Part of this was due to its new party co-chair Ines Schwerdtner and its new caucus co-chair Heidi Reichinnek, both young, attractive, youthfully attired, and Heidi with bare arms full of tattoos, a high-velocity speech pattern with a vigor appealing above all to young people, and a snappy, challenging little smile for the journalists. The LINKE, almost alone in moving upwards, stands in the polls at 11 %, now tied with the increasingly meaningless Greens. It leads them all with young women voters!

But caution is advisable. Its big gains were due in part to an obvious agreement within the party to avoid quarrels or controversial debate on military and foreign issues. This basic compromise was largely retained, at least for the media and broader public, during the early May congress in Chemnitz. But important differences remain. Will the LINKE go the way of the SPD and the Greens, planed down to gently critical but polite acceptance of systemic status quo with an ever more frightening acceptance of a huge military build up, masked as security, but clearly a plan for aggression? Top level pressure for conformity is turning increasingly to repression aimed at protests against NATO expansion and above all regarding Palestine, with all opposition  to Bibi-led genocide labeled ”anti-Semitism.” A majority of LINKE officialdom, while opposing German support and the sending of more weapons, has been wobbly on these decisive questions:

Some critics in the party have presented it this way:

Is the war in the Ukraine, though violating international law (about which others disagree), an expression of Russian aggressiveness or would it never have taken place if the NATO had not broken its promise not to expand eastwards, thus violating a Russian need for security? Does the death of 27 million Soviet victims of German-fascist aggression during the World War deserve only abstract recollections or forgetfulness—or rather also a reflection on current policy?

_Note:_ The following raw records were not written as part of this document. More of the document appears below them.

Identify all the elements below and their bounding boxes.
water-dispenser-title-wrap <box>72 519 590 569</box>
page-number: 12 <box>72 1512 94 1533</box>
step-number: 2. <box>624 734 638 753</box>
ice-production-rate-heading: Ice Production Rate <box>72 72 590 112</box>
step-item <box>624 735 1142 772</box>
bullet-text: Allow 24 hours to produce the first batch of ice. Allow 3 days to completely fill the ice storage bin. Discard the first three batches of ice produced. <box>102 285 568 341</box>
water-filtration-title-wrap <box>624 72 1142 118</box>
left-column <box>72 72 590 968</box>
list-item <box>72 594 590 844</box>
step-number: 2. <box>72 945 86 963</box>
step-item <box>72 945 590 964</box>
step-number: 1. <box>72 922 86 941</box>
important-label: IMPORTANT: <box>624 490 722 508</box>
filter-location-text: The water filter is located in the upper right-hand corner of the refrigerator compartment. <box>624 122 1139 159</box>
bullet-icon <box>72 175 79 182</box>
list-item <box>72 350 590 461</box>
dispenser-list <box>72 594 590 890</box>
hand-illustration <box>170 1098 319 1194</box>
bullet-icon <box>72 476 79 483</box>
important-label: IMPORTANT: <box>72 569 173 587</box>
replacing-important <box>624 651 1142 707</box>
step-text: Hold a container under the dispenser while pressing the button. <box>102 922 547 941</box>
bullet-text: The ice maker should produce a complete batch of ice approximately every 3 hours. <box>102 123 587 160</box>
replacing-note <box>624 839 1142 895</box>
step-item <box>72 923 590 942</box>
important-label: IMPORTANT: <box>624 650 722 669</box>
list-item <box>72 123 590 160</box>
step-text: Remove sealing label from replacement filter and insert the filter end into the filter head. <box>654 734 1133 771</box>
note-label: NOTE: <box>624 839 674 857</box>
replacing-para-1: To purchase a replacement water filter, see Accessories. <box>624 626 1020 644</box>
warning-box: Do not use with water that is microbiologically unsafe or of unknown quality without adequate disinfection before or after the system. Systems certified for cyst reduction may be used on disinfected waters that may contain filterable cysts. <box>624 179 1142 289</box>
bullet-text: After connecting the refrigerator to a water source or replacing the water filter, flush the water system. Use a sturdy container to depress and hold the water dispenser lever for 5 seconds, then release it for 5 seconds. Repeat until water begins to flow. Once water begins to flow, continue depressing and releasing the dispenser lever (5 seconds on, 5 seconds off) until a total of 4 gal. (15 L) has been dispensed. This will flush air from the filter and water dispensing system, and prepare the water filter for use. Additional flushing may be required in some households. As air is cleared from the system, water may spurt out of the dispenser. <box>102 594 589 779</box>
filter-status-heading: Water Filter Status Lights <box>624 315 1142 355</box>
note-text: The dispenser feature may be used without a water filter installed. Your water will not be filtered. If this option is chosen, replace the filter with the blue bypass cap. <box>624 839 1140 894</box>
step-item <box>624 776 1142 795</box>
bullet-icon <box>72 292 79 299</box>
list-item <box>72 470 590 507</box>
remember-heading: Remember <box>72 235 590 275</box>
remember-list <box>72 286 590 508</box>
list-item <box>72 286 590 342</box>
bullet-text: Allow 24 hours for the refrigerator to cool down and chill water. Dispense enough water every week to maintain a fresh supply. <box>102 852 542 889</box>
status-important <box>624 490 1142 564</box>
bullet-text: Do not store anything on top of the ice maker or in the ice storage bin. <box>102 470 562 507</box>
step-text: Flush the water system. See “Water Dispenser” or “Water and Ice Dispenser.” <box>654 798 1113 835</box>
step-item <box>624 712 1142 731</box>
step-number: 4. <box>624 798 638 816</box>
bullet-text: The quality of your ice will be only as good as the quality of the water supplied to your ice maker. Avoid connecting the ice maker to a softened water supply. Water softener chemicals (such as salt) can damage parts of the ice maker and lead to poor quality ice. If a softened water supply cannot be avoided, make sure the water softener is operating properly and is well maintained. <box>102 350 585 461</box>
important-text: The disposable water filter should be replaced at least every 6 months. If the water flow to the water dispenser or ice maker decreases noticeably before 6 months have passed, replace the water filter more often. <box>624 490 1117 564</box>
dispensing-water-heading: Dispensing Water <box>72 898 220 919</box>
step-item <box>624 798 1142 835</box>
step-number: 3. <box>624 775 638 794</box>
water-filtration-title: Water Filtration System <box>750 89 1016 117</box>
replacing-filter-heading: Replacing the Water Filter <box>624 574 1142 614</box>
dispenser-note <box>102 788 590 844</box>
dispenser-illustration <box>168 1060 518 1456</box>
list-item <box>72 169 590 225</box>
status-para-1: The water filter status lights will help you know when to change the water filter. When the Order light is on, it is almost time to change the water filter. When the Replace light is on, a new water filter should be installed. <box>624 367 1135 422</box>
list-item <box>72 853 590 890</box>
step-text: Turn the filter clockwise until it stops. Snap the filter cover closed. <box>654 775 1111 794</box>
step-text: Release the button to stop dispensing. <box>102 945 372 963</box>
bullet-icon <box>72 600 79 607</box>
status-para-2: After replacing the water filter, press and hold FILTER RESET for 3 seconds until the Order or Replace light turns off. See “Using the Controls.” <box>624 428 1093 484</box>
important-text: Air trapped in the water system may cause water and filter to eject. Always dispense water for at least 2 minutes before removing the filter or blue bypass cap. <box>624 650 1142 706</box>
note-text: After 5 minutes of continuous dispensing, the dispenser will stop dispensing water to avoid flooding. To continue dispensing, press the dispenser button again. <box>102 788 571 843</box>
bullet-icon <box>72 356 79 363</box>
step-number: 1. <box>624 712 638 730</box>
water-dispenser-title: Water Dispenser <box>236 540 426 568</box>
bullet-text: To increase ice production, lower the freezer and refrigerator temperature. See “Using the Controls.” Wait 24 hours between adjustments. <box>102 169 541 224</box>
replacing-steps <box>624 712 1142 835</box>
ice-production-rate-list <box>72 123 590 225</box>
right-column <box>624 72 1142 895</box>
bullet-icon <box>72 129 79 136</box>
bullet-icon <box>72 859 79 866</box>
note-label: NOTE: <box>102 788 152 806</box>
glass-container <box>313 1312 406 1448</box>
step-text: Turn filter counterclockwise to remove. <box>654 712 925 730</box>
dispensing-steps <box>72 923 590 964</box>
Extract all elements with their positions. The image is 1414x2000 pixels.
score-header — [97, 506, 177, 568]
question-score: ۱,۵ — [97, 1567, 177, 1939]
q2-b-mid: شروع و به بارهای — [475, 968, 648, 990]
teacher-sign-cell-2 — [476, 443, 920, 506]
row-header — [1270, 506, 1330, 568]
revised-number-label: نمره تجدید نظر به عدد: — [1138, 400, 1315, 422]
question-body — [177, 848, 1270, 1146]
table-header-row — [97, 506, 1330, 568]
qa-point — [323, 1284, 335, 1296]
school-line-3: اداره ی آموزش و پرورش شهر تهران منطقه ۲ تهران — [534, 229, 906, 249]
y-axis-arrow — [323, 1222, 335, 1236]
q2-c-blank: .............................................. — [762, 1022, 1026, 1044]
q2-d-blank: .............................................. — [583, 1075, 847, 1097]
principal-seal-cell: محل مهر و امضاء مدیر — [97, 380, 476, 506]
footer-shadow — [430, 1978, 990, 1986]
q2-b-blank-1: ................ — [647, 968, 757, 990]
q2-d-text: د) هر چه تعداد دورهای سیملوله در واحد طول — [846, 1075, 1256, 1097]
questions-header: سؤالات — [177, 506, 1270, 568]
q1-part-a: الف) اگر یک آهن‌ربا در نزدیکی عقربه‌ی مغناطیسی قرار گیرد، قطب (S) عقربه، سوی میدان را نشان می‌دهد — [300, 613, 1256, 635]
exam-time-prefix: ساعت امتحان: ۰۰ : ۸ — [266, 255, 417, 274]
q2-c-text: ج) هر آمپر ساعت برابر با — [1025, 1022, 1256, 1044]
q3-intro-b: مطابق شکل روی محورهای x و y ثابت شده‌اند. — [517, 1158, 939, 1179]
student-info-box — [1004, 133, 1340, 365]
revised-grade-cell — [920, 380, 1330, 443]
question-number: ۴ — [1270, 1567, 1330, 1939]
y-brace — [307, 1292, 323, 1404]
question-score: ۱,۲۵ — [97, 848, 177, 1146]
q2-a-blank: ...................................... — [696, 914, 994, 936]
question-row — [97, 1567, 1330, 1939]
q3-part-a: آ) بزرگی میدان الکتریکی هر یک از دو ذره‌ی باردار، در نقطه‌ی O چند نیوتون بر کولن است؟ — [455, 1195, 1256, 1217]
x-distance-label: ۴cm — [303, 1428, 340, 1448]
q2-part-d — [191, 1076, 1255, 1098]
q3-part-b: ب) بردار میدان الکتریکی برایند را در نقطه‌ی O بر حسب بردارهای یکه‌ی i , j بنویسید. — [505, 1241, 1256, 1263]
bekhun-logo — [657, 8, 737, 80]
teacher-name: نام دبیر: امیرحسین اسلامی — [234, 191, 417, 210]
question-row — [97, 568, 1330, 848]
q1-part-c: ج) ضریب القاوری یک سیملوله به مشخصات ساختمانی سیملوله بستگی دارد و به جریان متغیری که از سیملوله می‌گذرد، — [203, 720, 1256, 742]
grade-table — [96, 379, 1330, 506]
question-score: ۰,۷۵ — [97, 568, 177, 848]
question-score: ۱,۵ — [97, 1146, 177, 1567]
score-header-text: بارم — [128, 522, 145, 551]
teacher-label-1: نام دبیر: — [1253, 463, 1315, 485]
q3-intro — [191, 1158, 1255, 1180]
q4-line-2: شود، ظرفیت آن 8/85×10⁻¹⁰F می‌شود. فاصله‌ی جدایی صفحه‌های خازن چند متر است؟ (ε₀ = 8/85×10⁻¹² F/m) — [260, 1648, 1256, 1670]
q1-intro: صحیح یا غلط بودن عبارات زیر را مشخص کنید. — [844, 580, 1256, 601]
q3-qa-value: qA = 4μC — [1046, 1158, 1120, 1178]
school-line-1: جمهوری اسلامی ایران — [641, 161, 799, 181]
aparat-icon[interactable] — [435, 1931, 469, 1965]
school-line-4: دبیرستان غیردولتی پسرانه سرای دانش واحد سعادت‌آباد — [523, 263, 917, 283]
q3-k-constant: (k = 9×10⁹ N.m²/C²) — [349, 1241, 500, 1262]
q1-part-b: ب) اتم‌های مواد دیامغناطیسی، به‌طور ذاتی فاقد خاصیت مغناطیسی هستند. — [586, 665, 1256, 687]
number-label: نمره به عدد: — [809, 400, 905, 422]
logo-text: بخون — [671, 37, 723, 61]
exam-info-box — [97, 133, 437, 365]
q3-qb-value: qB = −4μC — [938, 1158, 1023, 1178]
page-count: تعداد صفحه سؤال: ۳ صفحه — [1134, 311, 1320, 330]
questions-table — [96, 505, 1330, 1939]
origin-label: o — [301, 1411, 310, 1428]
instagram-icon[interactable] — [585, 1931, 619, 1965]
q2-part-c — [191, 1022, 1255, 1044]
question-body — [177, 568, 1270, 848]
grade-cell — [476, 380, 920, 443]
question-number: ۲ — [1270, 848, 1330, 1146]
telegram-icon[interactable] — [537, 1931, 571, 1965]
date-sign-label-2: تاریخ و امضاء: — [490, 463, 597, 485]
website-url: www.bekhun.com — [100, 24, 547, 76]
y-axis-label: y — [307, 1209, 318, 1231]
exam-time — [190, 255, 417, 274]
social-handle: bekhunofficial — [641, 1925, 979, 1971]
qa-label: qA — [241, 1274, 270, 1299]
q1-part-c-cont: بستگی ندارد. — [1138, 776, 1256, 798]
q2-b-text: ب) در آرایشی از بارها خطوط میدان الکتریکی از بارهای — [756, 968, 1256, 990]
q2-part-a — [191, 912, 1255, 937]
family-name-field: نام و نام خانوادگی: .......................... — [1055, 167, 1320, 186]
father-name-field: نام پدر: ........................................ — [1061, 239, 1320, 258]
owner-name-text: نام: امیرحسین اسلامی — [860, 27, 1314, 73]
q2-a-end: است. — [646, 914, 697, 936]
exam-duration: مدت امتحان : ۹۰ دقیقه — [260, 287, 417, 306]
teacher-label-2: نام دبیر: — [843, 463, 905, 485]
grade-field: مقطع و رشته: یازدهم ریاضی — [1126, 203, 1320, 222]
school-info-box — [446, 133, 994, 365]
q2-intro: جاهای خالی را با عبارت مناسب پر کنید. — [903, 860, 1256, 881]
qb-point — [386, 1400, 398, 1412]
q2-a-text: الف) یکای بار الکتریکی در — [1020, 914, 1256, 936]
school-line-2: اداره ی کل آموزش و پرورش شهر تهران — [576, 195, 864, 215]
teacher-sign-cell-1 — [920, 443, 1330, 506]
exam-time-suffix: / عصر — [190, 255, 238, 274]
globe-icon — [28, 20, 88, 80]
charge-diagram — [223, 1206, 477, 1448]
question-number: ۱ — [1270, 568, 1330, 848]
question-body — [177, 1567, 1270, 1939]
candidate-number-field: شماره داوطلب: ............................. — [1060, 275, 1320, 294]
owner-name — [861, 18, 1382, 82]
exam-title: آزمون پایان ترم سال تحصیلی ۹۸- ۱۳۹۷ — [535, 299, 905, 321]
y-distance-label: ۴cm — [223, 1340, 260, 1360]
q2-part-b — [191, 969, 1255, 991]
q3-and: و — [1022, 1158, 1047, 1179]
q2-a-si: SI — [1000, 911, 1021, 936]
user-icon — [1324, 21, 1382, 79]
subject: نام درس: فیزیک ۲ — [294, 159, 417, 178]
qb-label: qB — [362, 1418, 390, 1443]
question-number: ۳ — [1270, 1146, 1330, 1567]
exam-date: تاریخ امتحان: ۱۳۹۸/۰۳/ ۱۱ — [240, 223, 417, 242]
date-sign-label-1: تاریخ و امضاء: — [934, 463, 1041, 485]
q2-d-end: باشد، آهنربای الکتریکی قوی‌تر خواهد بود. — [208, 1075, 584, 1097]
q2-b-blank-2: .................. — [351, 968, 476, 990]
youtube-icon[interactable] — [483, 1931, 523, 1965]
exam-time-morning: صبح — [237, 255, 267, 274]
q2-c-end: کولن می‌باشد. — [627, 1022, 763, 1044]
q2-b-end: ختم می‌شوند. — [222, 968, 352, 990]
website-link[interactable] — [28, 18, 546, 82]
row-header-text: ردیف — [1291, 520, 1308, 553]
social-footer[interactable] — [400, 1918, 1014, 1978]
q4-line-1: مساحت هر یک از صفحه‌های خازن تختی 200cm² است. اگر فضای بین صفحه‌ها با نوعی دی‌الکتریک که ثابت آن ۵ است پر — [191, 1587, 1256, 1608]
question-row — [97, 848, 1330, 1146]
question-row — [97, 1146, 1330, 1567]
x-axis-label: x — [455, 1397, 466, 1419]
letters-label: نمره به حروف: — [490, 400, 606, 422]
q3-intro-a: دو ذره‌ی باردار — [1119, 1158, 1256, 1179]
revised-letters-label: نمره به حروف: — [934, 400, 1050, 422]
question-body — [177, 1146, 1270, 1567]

Is the Federal Republic in danger of being attacked or is the current alarm campaign really the ideological basis for rearmament and militarization of all fields of society worse than ever since 1945? Does German membership in NATO and leadership in militarizing the European Union represent a growing menace to world peace? Would a military draft—now being planned—and military units stationed outside Germany—long since in practice—improve or endanger peace?

These questions are being debated within the LINKE. How they are resolved and how many can be activated, also on closely related issues like rent, jobs, social assistance and, definitely, environment—will not only affect Germans. Rheinmetall and Blackstone, Amazon and Springer, Lockheed, Bezos, Musk and all their billionaire ilk, with their ubiquitous pawns or allies, are exceedingly powerful. On occasion, however—though still far too seldom—so can be those on the other side—our side! It has won some tough struggles—and can do it again—and again!